Lastly, one damaging within the quarter was that it had $16 million of actuarial mannequin replace prices. Insurers are all the time reviewing previous insurance policies to see how they’re performing vs expectations and sometimes alter reserves. It’s all the time preferable to see a good reserve revision. This adjustment was minor, and its fastened index annuities are comparatively easy vs the extra complicated variable annuities that have been regularly bought 10-20 years in the past. I’ve considered F&G as dealing with extra funding than underwriting danger.
It is a small revision that doesn’t make me but query that underlying view. Nonetheless, additional damaging updates would possible weigh on shares. This setting is probably going going to make it troublesome for F&G to commerce previous its $42.52 e-book worth, as there’s some uncertainty over market ranges on its property in addition to a construct in reserves. Importantly, F&G maintains a strong steadiness sheet. It has a 26.4% debt to capital because of issuing debt to pre-fund a 2025 maturity. Adjusting for this funded maturity, debt to capital is 23.5%, under its 25% goal.

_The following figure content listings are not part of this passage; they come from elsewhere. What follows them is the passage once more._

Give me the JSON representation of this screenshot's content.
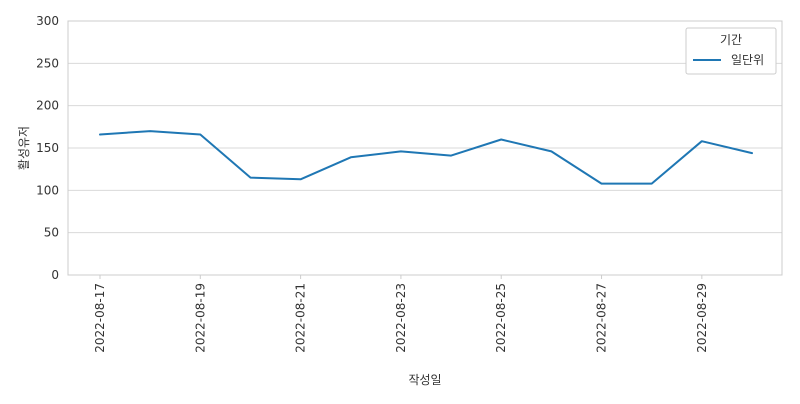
{
  "chart_data": {
    "type": "line",
    "xlabel": "작성일",
    "ylabel": "활성유저",
    "ylim": [
      0,
      300
    ],
    "yticks": [
      "0",
      "50",
      "100",
      "150",
      "200",
      "250",
      "300"
    ],
    "x": [
      "2022-08-17",
      "2022-08-18",
      "2022-08-19",
      "2022-08-20",
      "2022-08-21",
      "2022-08-22",
      "2022-08-23",
      "2022-08-24",
      "2022-08-25",
      "2022-08-26",
      "2022-08-27",
      "2022-08-28",
      "2022-08-29",
      "2022-08-30"
    ],
    "xtick_labels": [
      "2022-08-17",
      "2022-08-19",
      "2022-08-21",
      "2022-08-23",
      "2022-08-25",
      "2022-08-27",
      "2022-08-29"
    ],
    "series": [
      {
        "name": "일단위",
        "color": "#1f77b4",
        "values": [
          166,
          170,
          166,
          115,
          113,
          139,
          146,
          141,
          160,
          146,
          108,
          108,
          158,
          144
        ]
      }
    ],
    "legend": {
      "title": "기간",
      "position": "top-right"
    },
    "grid": "y-only"
  }
}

In my prior article, I argued F&G may commerce to 1.1x e-book worth or $45, which it did attain briefly. Until we see the market rebound, I don’t see F&G recovering all that means. Nonetheless, with over $4.10 in earnings energy, I do consider shares ought to commerce at e-book worth or about $42.50. That gives about 15% upside, alongside a 2% dividend. Whereas F&G will exhibit a excessive beta to the market, the underlying danger in its portfolio is extra mark-to-market than credit score danger. As such, I’d use this drop to purchase and see shares recovering a lot of their losses.